Cependant, des polluants sont détectés à plusieurs reprises dans le corps des consommateurs.

Url: Les méthodes d’analyse sont dix fois plus précises par intervalles de quelques années, de sorte que les limites de détection sont extrêmement basses aujourd’hui. Parfois, la moindre trace de substances individuelles – telles que le glyphosate – présentes dans l’urine ou dans des aliments tels que la bière, est présentée comme un problème. Que le montant soit pertinent pour la santé importe peu. Je reviens toujours au même point: dans la plupart des grandes discussions, il s’agit d’un débat sur les valeurs.

Les parents inquiets disent qu’ils ne veulent pas trouver du glyphosate dans l’urine de leurs enfants. Je peux comprendre ça. Mais la question n’est pas de savoir si le glyphosate est sans danger, mais si on peut l’utiliser. Parce que si vous l’utilisez dans l’agriculture, vous le retrouverez avec les techniques d’analyse modernes plus tard dans les aliments et dans le corps des consommateurs.

De nombreux consommateurs ont également l’impression que le goût s’estompe.

Url: Un autre aspect entre en jeu. Si tous les aliments doivent être disponibles toute l’année, cela n’est possible qu’avec des itinéraires de transport plus longs ou des produits de la serre. Puisque vous n’obtenez pas nécessairement la qualité à laquelle vous êtes habitué de votre propre jardin. La question est: voulons-nous avoir toute la nourriture du monde dans les supermarchés en tout temps? Si oui, alors cela a des conséquences – parfois pour le goût. En fin de compte, les consommateurs décident.

Vous êtes vous-même un consommateur, achetez-vous au niveau régional?

Url: Dans la mesure du possible, je fais mes achats localement ici en Italie et je n’ai pas besoin de fraises en hiver. Je mange à la fois biologique et conventionnel et je fais confiance à 100% aux agriculteurs et au contrôle des aliments. Seulement si je mange de la viande, ce qui est rarement le cas, alors je préfère être un vétérinaire produit biologiquement. Le bien-être animal est mieux développé dans l’agriculture biologique que dans l’agriculture conventionnelle.

Quelles améliorations souhaitez-vous pour l’avenir?

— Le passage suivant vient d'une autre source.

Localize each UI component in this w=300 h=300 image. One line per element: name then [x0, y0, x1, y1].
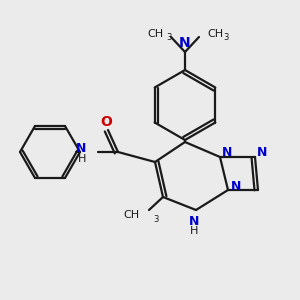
Text: N: N	[231, 180, 242, 193]
Text: 3: 3	[166, 34, 171, 43]
Text: N: N	[76, 142, 86, 154]
Text: N: N	[179, 36, 191, 50]
Text: O: O	[100, 115, 112, 129]
Text: N: N	[222, 146, 232, 158]
Text: 3: 3	[153, 215, 158, 224]
Text: H: H	[78, 154, 86, 164]
Text: CH: CH	[207, 29, 223, 39]
Text: CH: CH	[123, 210, 139, 220]
Text: 3: 3	[223, 34, 228, 43]
Text: N: N	[189, 215, 199, 228]
Text: CH: CH	[147, 29, 163, 39]
Text: H: H	[190, 226, 198, 236]
Text: N: N	[257, 146, 267, 158]
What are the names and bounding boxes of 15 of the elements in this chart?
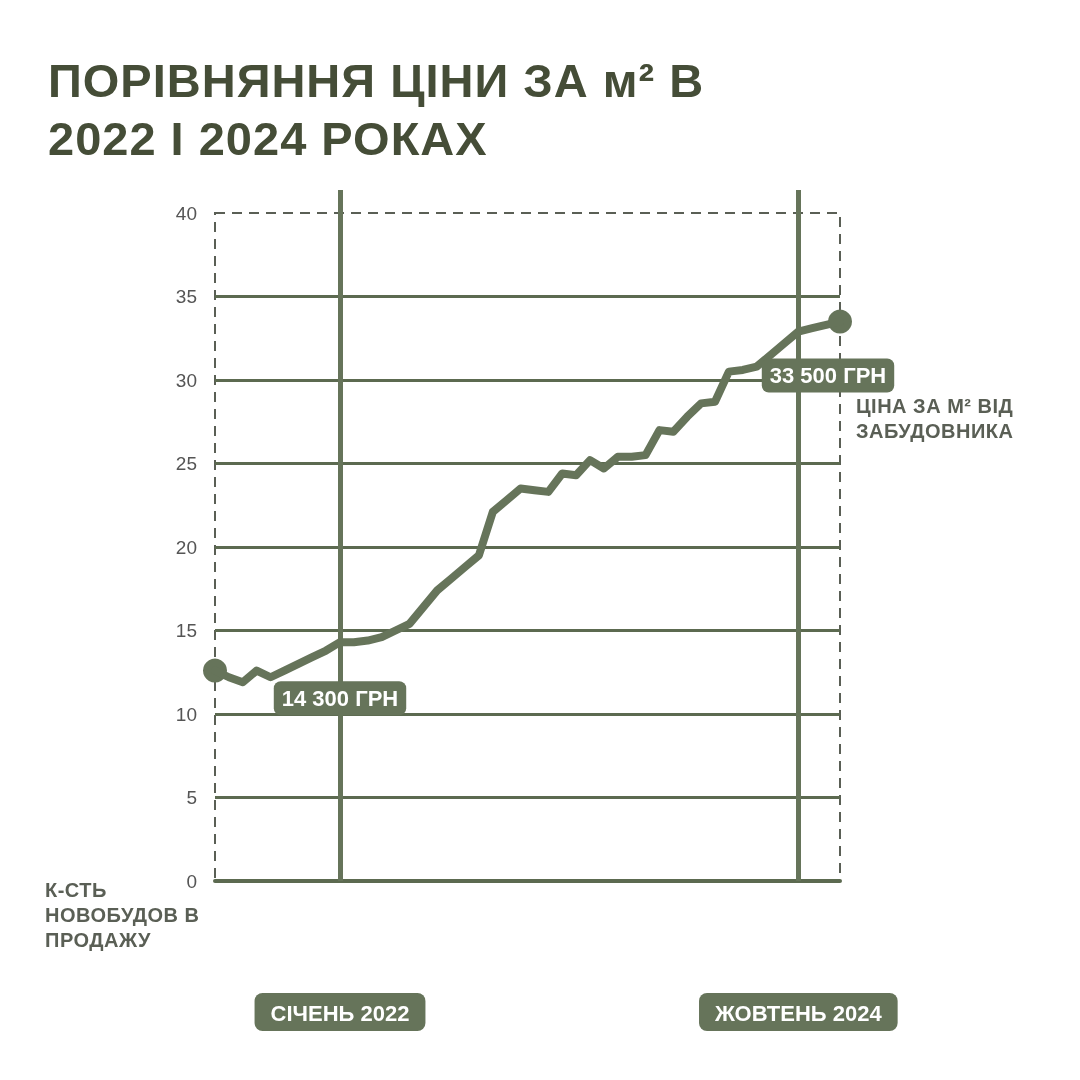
y-tick-label: 5 xyxy=(186,787,197,808)
y-tick-label: 25 xyxy=(175,453,197,474)
x-tick-label: СІЧЕНЬ 2022 xyxy=(270,1000,410,1026)
y-tick-label: 15 xyxy=(175,620,197,641)
annotation: 14 300 ГРН xyxy=(281,685,399,711)
y-tick-label: 20 xyxy=(175,536,197,558)
chart-title: ПОРІВНЯННЯ ЦІНИ ЗА м² В 2022 І 2024 РОКАХ xyxy=(48,53,706,167)
x-tick-label: ЖОВТЕНЬ 2024 xyxy=(714,1000,883,1026)
y-tick-label: 10 xyxy=(175,703,197,725)
y-tick-label: 40 xyxy=(175,202,197,224)
annotation: 33 500 ГРН xyxy=(769,363,887,389)
y-tick-label: 30 xyxy=(175,369,197,391)
text: ЦІНА ЗА М² ВІД ЗАБУДОВНИКА xyxy=(856,394,1015,444)
y-tick-label: 0 xyxy=(186,870,197,892)
y-tick-label: 35 xyxy=(175,286,197,307)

Url: En ce qui concerne les risques pour la santé, nous sommes bien préparés. Afin d’évaluer les risques environnementaux de substances individuelles, une surveillance européenne aiderait dans ce domaine à revoir les calculs de nos modèles. Des mesures systématiques dans l’air ou dans l’eau pourraient vérifier si nos modèles d’évaluation des risques prédisent ou adaptent suffisamment la réalité. Semblable à un système d’alerte pour les médicaments.

Les défenseurs des consommateurs critiquent encore et encore le fait que l’interaction de plusieurs substances dans le corps n’est guère étudiée.

Url: C’est vrai. Jusqu’à présent, nous évaluons principalement des substances individuelles. Cela a également un sens dans la première étape, car on veut savoir comment cette substance se comporte dans le corps ou dans l’environnement. Les soi-disant effets de cocktail ne peuvent pas être examinés aussi facilement. Mais nous commençons tout juste avec ça. En 2019, nous publierons les deux premiers rapports sur les effets de plusieurs substances d’une classe de substances sur la thyroïde et le système nerveux.